Il peperoncino conquista il mondo: mercato oltre i 4,8 miliardi e cresce anche in Italia

21 Luglio 2026
Peperoncini Peperoncini

Il peperoncino continua a conquistare consumatori in tutto il mondo. Secondo le stime di 360iResearch, il mercato globale è passato dai 3,38 miliardi di dollari del 2019 ai 4,8 miliardi registrati nel 2025, con la prospettiva di superare i 5 miliardi già nel corso del 2026.

Anche l’Italia segue questo trend. Secondo Coldiretti, nell’ultimo decennio il consumo nazionale di peperoncino è aumentato del 56%, spinto sia dall’attenzione verso le sue proprietà sia dalla diffusione di nuove tendenze gastronomiche come lo “swicy”, l’abbinamento tra dolce e piccante, e il “frycy”, che unisce frutta e peperoncino. Sempre più diffusi anche condimenti come chili crisp e oli aromatizzati.

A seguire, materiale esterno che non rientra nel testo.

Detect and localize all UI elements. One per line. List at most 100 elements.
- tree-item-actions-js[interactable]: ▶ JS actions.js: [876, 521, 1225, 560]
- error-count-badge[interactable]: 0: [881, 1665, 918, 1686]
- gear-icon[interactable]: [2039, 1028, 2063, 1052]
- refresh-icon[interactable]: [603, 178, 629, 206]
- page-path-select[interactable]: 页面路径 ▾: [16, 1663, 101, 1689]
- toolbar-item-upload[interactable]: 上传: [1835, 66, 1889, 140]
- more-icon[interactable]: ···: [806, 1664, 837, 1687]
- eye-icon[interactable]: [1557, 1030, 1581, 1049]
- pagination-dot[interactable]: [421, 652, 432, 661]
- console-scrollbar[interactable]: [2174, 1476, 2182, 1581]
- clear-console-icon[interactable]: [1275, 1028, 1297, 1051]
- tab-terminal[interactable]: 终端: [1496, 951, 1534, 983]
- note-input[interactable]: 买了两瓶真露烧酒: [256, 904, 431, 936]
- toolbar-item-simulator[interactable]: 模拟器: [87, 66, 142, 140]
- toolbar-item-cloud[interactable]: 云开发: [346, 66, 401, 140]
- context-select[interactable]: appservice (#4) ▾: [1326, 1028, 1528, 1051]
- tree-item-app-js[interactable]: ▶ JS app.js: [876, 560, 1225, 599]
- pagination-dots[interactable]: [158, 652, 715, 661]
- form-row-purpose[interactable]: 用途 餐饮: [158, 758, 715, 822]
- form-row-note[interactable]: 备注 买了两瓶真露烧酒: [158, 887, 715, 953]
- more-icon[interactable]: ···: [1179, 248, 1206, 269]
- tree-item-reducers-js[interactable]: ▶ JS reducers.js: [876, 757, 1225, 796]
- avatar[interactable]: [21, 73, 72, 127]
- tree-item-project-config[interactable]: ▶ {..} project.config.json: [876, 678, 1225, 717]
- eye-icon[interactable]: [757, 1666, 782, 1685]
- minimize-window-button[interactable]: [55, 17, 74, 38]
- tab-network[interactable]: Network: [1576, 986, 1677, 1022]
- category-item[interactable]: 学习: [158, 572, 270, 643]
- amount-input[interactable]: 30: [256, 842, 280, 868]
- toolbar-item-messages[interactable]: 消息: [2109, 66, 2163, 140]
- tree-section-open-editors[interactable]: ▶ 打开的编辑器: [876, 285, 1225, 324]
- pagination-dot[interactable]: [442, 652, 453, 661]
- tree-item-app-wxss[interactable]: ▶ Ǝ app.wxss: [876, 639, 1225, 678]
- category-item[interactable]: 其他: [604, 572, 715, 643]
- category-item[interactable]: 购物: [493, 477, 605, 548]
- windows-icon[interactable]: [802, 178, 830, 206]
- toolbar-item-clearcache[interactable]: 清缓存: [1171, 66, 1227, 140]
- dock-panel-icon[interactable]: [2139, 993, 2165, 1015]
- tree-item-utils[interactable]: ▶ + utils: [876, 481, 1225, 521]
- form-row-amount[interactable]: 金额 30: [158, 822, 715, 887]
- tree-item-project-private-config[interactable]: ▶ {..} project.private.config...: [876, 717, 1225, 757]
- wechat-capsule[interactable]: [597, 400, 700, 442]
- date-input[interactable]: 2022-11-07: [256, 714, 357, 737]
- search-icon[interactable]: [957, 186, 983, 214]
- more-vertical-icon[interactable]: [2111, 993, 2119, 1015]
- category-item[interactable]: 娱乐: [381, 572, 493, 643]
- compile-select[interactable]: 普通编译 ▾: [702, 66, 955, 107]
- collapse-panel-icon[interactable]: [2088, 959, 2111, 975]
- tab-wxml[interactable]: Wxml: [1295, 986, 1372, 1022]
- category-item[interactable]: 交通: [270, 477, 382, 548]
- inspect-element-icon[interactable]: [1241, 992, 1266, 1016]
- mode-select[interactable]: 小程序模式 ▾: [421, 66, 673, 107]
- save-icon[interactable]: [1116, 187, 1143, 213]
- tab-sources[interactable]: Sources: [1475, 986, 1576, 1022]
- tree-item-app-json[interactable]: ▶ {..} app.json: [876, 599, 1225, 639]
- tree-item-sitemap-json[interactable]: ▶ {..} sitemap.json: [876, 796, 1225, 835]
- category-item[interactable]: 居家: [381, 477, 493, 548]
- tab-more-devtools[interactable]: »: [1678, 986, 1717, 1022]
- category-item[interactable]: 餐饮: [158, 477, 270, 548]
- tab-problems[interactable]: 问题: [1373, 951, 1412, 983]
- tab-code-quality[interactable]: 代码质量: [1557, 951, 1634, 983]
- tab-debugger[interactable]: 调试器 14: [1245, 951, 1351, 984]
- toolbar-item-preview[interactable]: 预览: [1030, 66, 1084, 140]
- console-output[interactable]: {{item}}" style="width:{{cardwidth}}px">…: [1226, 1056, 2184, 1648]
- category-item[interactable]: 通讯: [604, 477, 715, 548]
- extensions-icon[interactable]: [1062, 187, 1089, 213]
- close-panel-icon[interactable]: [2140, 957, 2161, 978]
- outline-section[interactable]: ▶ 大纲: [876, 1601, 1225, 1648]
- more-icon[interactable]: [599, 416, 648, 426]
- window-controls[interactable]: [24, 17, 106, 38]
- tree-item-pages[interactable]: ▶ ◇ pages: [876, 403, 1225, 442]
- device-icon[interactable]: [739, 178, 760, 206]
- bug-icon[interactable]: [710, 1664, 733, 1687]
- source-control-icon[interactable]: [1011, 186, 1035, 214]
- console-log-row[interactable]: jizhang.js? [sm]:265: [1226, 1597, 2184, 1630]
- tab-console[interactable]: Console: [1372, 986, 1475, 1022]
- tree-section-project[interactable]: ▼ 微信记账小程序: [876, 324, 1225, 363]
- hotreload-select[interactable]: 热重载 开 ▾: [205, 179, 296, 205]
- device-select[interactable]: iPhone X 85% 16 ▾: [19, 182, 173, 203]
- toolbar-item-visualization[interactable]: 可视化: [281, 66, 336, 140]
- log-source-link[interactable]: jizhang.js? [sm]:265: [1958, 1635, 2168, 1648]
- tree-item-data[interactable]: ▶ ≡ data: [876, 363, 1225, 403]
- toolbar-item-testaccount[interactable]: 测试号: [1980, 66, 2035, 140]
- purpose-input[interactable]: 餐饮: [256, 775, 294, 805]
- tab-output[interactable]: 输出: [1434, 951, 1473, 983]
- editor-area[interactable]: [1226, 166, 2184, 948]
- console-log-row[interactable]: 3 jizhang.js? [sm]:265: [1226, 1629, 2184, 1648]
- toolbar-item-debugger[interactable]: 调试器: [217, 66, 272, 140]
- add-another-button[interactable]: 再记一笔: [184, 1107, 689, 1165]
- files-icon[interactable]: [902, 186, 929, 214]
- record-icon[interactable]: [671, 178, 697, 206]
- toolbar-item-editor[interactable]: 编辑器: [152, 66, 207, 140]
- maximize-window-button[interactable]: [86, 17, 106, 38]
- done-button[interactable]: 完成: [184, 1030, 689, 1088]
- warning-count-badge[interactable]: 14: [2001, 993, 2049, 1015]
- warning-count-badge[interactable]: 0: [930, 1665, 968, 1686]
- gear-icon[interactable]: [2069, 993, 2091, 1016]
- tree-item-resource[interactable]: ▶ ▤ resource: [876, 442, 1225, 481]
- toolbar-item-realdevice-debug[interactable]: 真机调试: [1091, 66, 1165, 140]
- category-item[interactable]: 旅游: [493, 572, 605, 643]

Oltre il piccante, un mondo di aromi

Dietro il successo del peperoncino c’è però una biodiversità ancora poco conosciuta. A raccontarla è Giuliana Polo, considerata una delle maggiori esperte italiane del settore.

Dalla sua cucina-laboratorio di Celleno, nel Viterbese, coltiva e studia oltre cento varietà provenienti da tutto il mondo. È inoltre l’unica donna nel consiglio di amministrazione di ChilliHeads EU, una delle principali community internazionali dedicate al peperoncino, con oltre 18.500 iscritti.

Dopo il primo volume dedicato alle salse, l’autrice pubblica “La Dispensa di Giugiù – Legumi Piccanti”, un ricettario che propone nuovi abbinamenti tra legumi e diverse varietà di peperoncino.

“Ho voluto unire la semplicità dei legumi, simbolo della nostra tradizione rurale, con le infinite sfumature aromatiche del peperoncino – spiega Giuliana Polo -. Non esiste solo il piccante: un Habanero o un Fatalii regalano note fruttate e agrumate ideali con una zuppa di ceci, mentre Jalapeño e Ancho, con i loro sentori dolci e affumicati, accompagnano i fagioli senza coprirne il sapore”.

Il volume porta con sé anche un significato personale. La copertina è stata realizzata dal marito Sandro, scomparso recentemente, trasformando il progetto editoriale in un omaggio alla sua memoria e in un messaggio di resilienza.